Being able to bring code into your project or build on a framework is probably the only thing that makes modern programming possible, but like mortgages, they come with constant interest payments and a looming balloon payment at some point.

There are some you can’t avoid, like the OS, language, and probably database, but as you go down the dependency list, remember to factor in the debt they inevitably bring with them.

Timing Your Tech Debt Payments

It’s impossible to ignore that developers have a visceral reaction against tech debt. Even if they agree that it’s worth it. That’s because they are the ones that need to service the debt.

Tech debt is a cost similar to real-life debt like a mortgage. If you can use tech debt to bring forward revenue and growth, you can pay off the debt later.

But, until then, the interest must be paid.

So, when you are calculating the cost of taking on some debt, a factor in that calculation is how much future work is going to happen on that code. The more work you do, the more interest you pay. If you fix bugs or add features to debt-laden code, you are servicing the debt by making an interest payment. If you refactor, you are paying off principal, and future interest payments are lowered, but that only matters if there are going to be future interest payments.
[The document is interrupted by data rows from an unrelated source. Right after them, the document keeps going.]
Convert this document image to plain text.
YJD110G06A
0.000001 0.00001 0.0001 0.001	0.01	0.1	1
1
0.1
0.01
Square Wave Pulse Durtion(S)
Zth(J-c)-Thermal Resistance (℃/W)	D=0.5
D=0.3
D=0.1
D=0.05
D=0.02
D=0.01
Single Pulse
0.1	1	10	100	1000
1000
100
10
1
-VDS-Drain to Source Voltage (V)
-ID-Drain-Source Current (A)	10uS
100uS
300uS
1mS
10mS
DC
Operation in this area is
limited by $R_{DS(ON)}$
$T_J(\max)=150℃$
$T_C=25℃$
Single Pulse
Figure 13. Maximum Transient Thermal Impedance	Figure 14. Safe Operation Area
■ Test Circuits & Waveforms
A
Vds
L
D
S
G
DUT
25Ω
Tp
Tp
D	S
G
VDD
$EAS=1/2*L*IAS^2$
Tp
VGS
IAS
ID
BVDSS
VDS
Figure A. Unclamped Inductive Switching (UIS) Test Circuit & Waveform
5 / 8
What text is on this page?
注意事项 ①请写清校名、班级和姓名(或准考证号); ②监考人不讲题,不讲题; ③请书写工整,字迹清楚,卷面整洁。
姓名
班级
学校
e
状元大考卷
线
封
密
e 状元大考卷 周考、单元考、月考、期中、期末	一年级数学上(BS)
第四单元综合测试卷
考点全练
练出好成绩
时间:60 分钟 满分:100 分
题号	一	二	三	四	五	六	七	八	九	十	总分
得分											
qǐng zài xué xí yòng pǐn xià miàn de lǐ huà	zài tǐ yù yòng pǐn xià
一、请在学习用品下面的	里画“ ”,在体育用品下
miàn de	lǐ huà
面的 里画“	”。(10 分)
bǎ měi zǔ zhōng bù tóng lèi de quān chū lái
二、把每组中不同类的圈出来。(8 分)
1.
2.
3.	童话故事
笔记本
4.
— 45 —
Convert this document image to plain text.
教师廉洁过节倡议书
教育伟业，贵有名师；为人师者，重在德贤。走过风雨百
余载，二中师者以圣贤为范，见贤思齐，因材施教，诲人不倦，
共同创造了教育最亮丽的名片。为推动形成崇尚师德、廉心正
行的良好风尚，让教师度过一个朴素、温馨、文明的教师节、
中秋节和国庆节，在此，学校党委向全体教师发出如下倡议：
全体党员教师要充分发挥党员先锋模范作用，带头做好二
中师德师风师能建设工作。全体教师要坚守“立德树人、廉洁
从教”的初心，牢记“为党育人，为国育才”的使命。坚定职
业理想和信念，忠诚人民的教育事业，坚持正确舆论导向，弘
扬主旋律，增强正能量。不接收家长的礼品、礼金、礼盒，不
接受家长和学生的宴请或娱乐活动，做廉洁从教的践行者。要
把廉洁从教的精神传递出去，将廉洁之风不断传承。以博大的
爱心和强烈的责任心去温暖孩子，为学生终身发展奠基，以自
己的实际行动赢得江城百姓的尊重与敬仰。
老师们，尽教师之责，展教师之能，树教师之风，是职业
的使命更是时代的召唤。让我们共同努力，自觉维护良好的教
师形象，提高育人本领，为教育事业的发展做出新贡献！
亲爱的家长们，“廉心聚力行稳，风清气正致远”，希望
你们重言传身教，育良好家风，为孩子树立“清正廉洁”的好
If you have a system that works and doesn’t need any changes, the fact that it has tech debt doesn’t matter.

To carry the analogy forward, some mortgages have penalties for early payment. Paying off tech debt also has a penalty, usually in QA and system stability.

This is why my favorite time to pay off tech debt is just before a major feature is being added to indebted code. You are trading off the looming interest payments (which will balloon) and your penalty is already being incurred, because you need to QA that whole area again anyway.